Elle se tourne ensuite vers Connor et lui saisit les mains.

- Je pense qu’après le moment que l’on vient de vivre, on peut considérer que tu fais partie de la famille, dit-elle avec un pâle sourire. Pardonne-moi, Connor. Je n’ai pas pour habitude de me présenter de la sorte lorsque je rencontre un proche de ma fille.

- Ne vous inquiétez pas, Mme Porter, je…

- Rachel. Appelle-moi Rachel.

Elle lâche ses mains et regarde sa montre.

- Oh… Il se fait tard. Vous devriez aller vous coucher. Je vais finir de ranger.

Adossée à l’encadrement de la porte de ma chambre, je pousse un long soupir. Connor me regarde silencieusement.

- Je suis désolée que tu aies eu à subir ça. J’étais loin de m’imaginer…

- Tu n’y es pour rien. Tu n’avais aucun moyen de savoir que la soirée serait autant… surréaliste ! Comment tu le prends ?

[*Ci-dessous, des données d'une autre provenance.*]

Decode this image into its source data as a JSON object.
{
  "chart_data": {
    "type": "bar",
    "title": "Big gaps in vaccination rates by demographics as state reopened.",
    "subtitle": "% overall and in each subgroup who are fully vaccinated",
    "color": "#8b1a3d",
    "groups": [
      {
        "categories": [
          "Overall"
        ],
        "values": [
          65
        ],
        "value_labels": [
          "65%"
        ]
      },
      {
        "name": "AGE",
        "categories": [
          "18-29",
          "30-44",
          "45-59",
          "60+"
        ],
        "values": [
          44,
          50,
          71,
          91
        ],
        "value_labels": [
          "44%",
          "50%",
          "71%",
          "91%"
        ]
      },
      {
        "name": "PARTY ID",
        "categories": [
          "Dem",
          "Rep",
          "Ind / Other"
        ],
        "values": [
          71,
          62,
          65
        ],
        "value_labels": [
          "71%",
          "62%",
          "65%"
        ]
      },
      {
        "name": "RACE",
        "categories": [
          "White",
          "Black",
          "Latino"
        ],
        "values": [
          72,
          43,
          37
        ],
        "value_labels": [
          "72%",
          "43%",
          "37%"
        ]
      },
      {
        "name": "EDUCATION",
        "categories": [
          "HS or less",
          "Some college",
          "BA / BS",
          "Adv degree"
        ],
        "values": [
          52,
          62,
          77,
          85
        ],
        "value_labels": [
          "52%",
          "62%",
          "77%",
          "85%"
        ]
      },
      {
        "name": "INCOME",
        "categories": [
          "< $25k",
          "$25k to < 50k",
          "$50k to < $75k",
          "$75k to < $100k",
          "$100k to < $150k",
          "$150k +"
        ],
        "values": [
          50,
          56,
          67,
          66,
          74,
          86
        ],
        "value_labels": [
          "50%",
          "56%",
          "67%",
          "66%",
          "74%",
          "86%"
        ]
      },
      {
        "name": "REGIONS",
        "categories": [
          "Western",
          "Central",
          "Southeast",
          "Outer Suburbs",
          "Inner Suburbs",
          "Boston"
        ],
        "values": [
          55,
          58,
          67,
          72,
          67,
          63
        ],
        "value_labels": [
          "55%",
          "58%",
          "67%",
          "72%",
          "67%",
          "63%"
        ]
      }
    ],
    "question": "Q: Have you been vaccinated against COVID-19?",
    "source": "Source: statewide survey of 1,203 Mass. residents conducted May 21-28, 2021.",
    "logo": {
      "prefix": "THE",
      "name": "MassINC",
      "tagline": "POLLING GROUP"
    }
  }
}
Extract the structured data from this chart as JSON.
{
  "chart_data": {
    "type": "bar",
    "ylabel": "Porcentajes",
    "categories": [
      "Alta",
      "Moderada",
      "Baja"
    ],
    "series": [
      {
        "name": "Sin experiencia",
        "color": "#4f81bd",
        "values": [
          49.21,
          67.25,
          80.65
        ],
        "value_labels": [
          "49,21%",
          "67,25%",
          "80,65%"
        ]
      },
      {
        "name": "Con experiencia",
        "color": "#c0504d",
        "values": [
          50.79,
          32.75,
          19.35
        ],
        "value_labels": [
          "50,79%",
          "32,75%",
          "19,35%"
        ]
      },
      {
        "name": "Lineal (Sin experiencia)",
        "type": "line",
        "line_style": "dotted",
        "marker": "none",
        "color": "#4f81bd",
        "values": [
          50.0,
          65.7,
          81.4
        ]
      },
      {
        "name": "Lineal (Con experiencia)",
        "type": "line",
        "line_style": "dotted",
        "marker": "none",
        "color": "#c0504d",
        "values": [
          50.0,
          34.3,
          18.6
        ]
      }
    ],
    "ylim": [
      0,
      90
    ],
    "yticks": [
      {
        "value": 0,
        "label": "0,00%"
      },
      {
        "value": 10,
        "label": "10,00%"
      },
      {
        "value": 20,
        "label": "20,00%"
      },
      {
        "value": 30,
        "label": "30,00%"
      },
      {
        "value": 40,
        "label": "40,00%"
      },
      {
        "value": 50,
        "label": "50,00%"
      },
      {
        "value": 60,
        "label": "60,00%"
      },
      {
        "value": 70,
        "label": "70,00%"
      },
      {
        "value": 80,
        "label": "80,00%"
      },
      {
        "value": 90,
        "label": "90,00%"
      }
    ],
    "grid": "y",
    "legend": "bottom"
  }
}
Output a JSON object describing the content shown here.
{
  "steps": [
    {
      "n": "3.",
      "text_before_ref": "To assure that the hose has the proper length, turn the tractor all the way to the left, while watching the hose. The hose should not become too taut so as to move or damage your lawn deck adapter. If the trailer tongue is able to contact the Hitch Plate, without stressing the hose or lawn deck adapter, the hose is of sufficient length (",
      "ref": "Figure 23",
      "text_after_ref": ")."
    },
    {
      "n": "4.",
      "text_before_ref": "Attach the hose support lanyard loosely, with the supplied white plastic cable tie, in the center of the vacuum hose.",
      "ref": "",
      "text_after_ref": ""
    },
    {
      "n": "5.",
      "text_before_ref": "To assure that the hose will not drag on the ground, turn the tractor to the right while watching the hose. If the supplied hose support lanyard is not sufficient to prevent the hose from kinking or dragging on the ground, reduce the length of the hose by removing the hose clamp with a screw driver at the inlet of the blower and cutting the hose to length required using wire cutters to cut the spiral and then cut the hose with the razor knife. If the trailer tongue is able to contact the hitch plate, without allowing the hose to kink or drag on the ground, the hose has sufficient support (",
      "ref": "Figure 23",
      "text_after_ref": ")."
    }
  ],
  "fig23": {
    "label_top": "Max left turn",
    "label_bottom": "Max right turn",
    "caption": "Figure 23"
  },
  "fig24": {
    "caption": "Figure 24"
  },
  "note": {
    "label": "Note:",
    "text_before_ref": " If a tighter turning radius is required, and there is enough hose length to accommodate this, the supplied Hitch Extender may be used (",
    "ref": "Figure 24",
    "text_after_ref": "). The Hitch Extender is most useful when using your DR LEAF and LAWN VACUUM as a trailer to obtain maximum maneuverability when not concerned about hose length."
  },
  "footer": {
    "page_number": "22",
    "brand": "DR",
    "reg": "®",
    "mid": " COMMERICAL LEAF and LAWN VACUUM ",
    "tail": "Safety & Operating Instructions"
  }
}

- Tu veux dire comment je prends le fait d’apprendre que je suis morte, étranglée ou comment j’encaisse l’idée que j’ai eu un frère jumeau qui est décédé par ma faute lors de notre naissance ?

Notre naissance. Je prends conscience des mots que je viens de formuler au moment où je les dis. Je ne suis plus une. Je ne suis plus seule. Nous étions deux.

- Ce n’était pas de ta faute, me rassure-t-il en me prenant tout contre lui. C’était un accident.

J’en suis consciente, mais cela ne soulage pas ma peine. Il n’y a rien de plus à dire. Tout ceci me paraît irréel. Je devrais être triste. En colère. Pourtant je me sens étrangement soulagée. Soulagée de connaître la vérité.

- Viens te coucher.

Connor s’approche de mon lit et le tapote de la main. Il est un peu étroit pour deux, mais confortable. Étant donné la situation, je n’ai pas eu le temps, et encore moins l’envie, d’installer le lit d’appoint.

- Nous n’aurons jamais été aussi proches l’un de l’autre, dit-il en me faisant un clin d’œil.

Afin de gagner un peu de place, je me réfugie au creux de ses bras protecteurs. Le sommeil nous gagne en moins de temps qu’il n’en faut pour le dire. Mais lorsque j’ouvre à nouveau les yeux, Connor a disparu.